Diagnostics by an ophthalmologist includes several stages.
First, the doctor carefully asks about the symptoms of the disease. Then he conducts an external examination of the eyelids and eyelashes. If he suspects a viral infection, he takes secretions from the blisters. Biomicroscopy and skin allergy tests are performed.
The goal of treatment is to rid the patient of the cause of the inflammatory process.
Treatment methods:
- Treatment of bubbles with antiseptics.
- The use of drugs that relieve pain and stabilize the condition of the mucous membrane.
- Prescription of antibiotics, antiviral, antihistamines, hormonal agents.
The drugs must be used in accordance with the prescription of the ophthalmologist.
If Moll cysts or papillomas form under the eyelashes, surgery may be required.
When treating papillomas, laser and cryodestruction are used.
Diagnostics
The accuracy of the diagnosis and, accordingly, treatment depends on how quickly, completely and correctly the diagnosis is made.
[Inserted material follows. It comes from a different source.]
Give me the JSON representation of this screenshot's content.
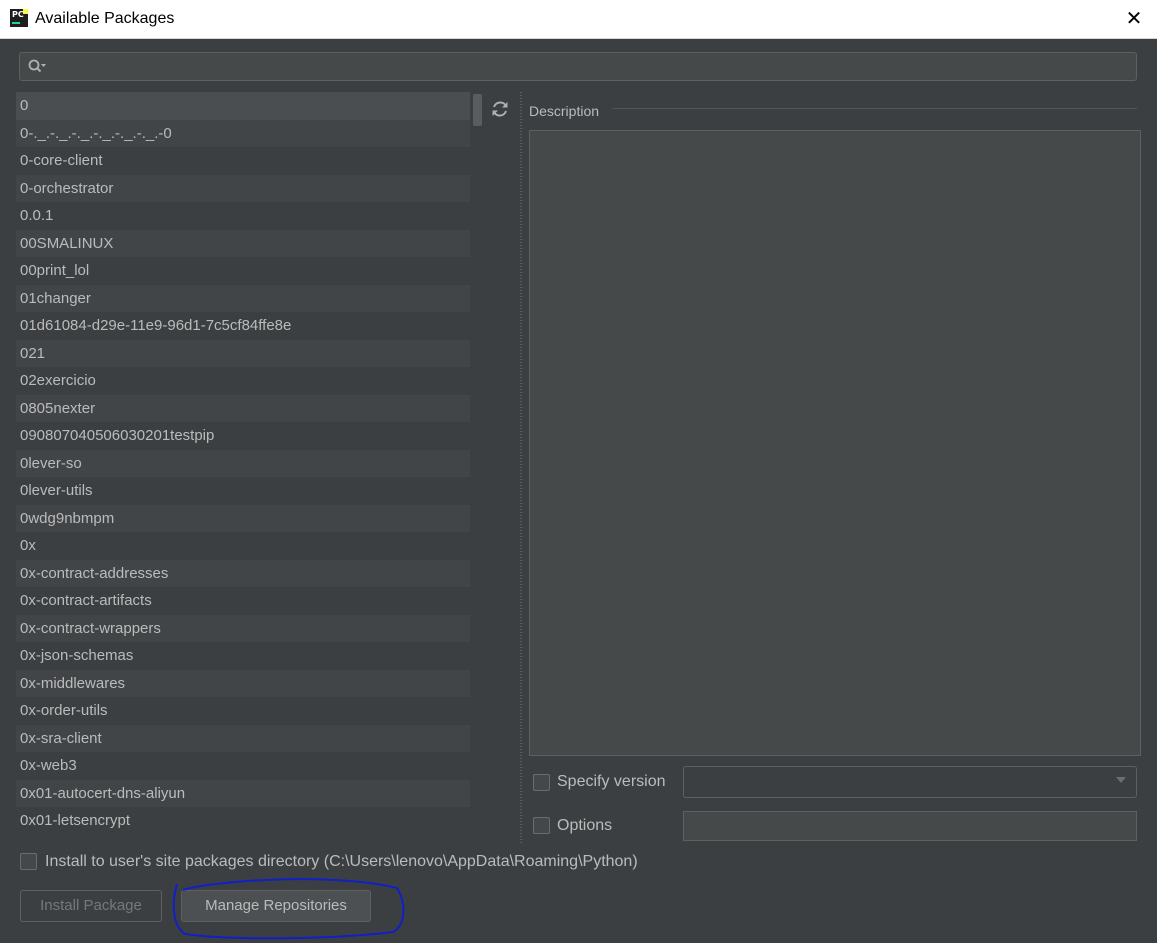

What may be included in the complex of diagnostic procedures:
- Interviewing the patient and collecting anamnesis. This allows us to understand as accurately as possible what exactly happened to the patient.
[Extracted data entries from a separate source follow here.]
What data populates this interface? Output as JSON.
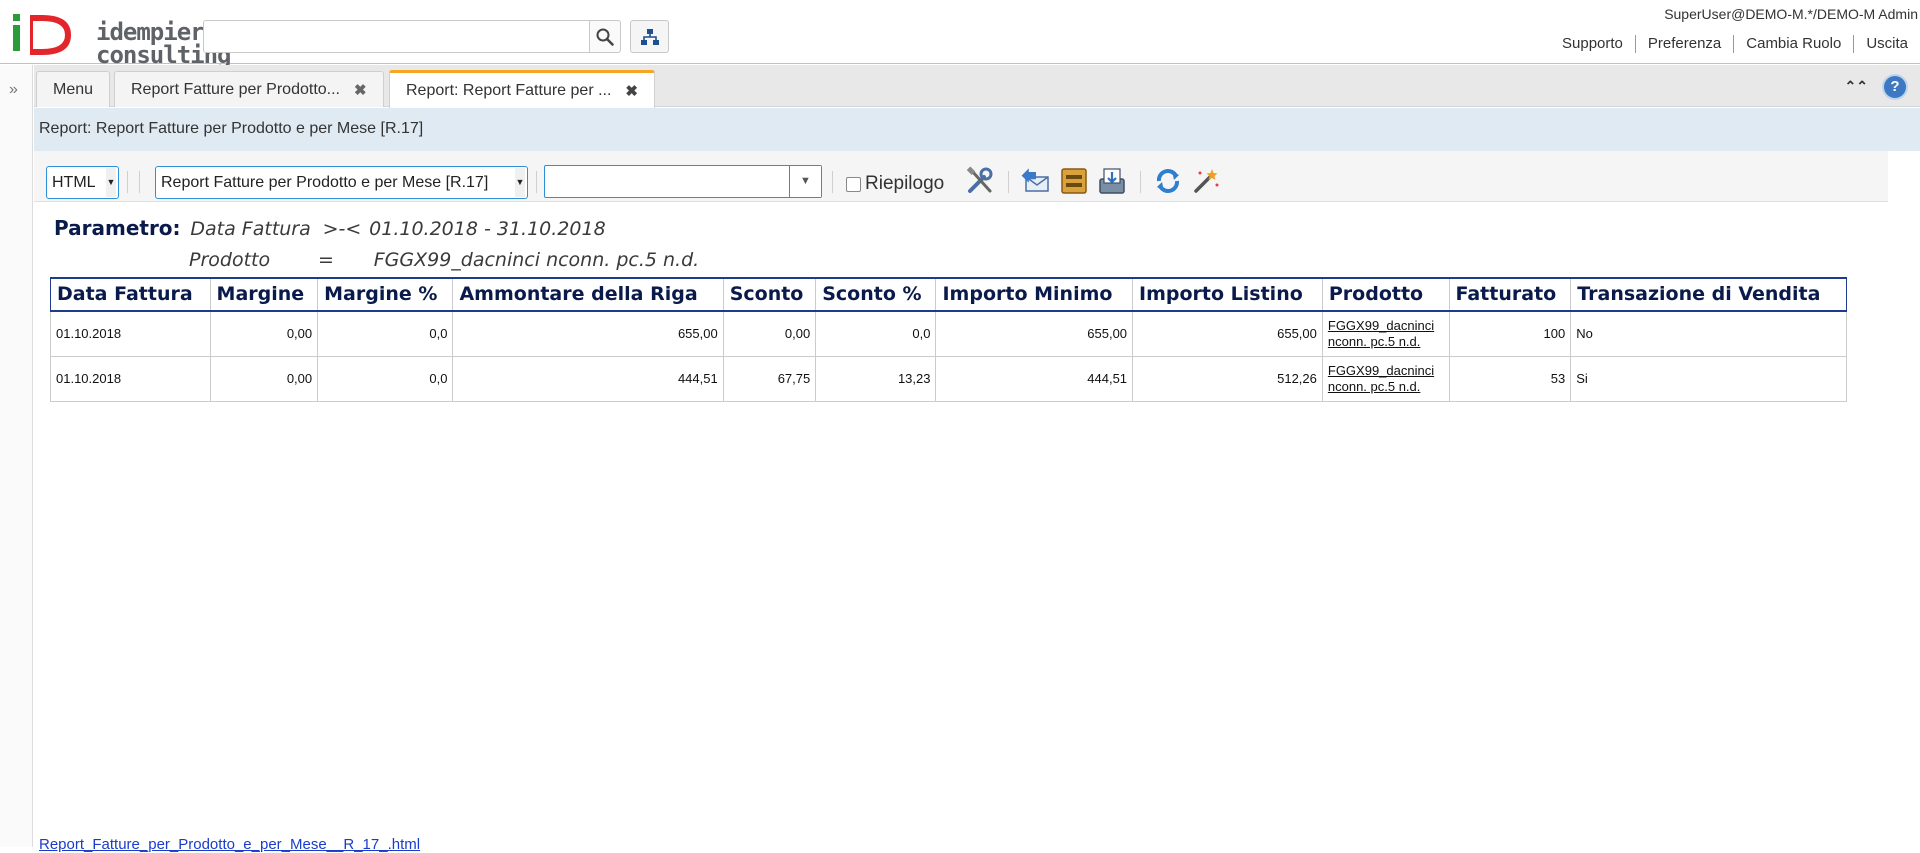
{
  "header": {
    "logo_line1": "idempiere",
    "logo_line2": "consulting",
    "search_placeholder": "",
    "user": "SuperUser@DEMO-M.*/DEMO-M Admin",
    "links": [
      "Supporto",
      "Preferenza",
      "Cambia Ruolo",
      "Uscita"
    ],
    "logo_colors": {
      "green": "#2a9d3a",
      "red": "#e2262b"
    }
  },
  "tabs": [
    {
      "label": "Menu",
      "closable": false
    },
    {
      "label": "Report Fatture per Prodotto...",
      "closable": true
    },
    {
      "label": "Report: Report Fatture per ...",
      "closable": true,
      "active": true
    }
  ],
  "help_label": "?",
  "breadcrumb": "Report: Report Fatture per Prodotto e per Mese [R.17]",
  "toolbar": {
    "format": "HTML",
    "report": "Report Fatture per Prodotto e per Mese [R.17]",
    "print_format_value": "",
    "summary_label": "Riepilogo",
    "summary_checked": false
  },
  "report": {
    "param_key": "Parametro:",
    "params": [
      {
        "name": "Data Fattura",
        "op": ">-<",
        "value": "01.10.2018 - 31.10.2018"
      },
      {
        "name": "Prodotto",
        "op": "=",
        "value": "FGGX99_dacninci nconn. pc.5 n.d."
      }
    ],
    "columns": [
      "Data Fattura",
      "Margine",
      "Margine %",
      "Ammontare della Riga",
      "Sconto",
      "Sconto %",
      "Importo Minimo",
      "Importo Listino",
      "Prodotto",
      "Fatturato",
      "Transazione di Vendita"
    ],
    "rows": [
      {
        "data_fattura": "01.10.2018",
        "margine": "0,00",
        "margine_pct": "0,0",
        "ammontare": "655,00",
        "sconto": "0,00",
        "sconto_pct": "0,0",
        "importo_minimo": "655,00",
        "importo_listino": "655,00",
        "prodotto_l1": "FGGX99_dacninci",
        "prodotto_l2": "nconn. pc.5 n.d.",
        "fatturato": "100",
        "transazione": "No"
      },
      {
        "data_fattura": "01.10.2018",
        "margine": "0,00",
        "margine_pct": "0,0",
        "ammontare": "444,51",
        "sconto": "67,75",
        "sconto_pct": "13,23",
        "importo_minimo": "444,51",
        "importo_listino": "512,26",
        "prodotto_l1": "FGGX99_dacninci",
        "prodotto_l2": "nconn. pc.5 n.d.",
        "fatturato": "53",
        "transazione": "Si"
      }
    ]
  },
  "footer_link": "Report_Fatture_per_Prodotto_e_per_Mese__R_17_.html"
}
- External examination of the eyes, eyelashes and eyelids. An experienced specialist will already suspect a particular diagnosis at this stage, and will subsequently recommend carrying out clarifying research methods.
- Scraping from the affected surface or discharge from blisters. This makes it possible to understand whether the appearance of bubbles is bacterial or viral.
- Enzyme immunoassay blood test. It is necessary in order to detect an increased immunological reaction of the body.
- Examination of individual areas for histology. It is carried out if the tumor is suspected to be of an oncological nature.
Overview of home treatment methods
When treating blisters at home, it is necessary to eliminate the cause of the disease.
Medicinal herbs help cleanse eyelids and eyelashes, relieve puffiness and increased sensitivity.
Folk recipes described in the Herbalist reference book:
- Washing. Chamomile herb is poured with boiling water and left for 1 hour. Proportions 1:20.
- If you are not allergic to honey, you can try diluting it with warm boiled water in a 1:2 ratio. Make lotions.
If the cause of the inflammatory process is viruses or bacteria, you should follow the recommendations of an ophthalmologist.
An important part of treating blisters under the eyelashes is strengthening the immune system. The journal “Basic Research” No. 7 for 2012 emphasizes the need to consume vitamins and minerals for the resistance of the immune system to infections, the herpes virus.
Include vegetables and fruits rich in vitamin C in your diet. Avoid foods with preservatives and additives that cause allergies.
On the recommendation of a doctor, you can take medications to boost immunity.
If the bubbles under the eyelashes are allergic, avoid all contact with allergens.
Carefully read the instructions for use of medications, there are contraindications.
Follow the rules of personal hygiene and keep your home clean.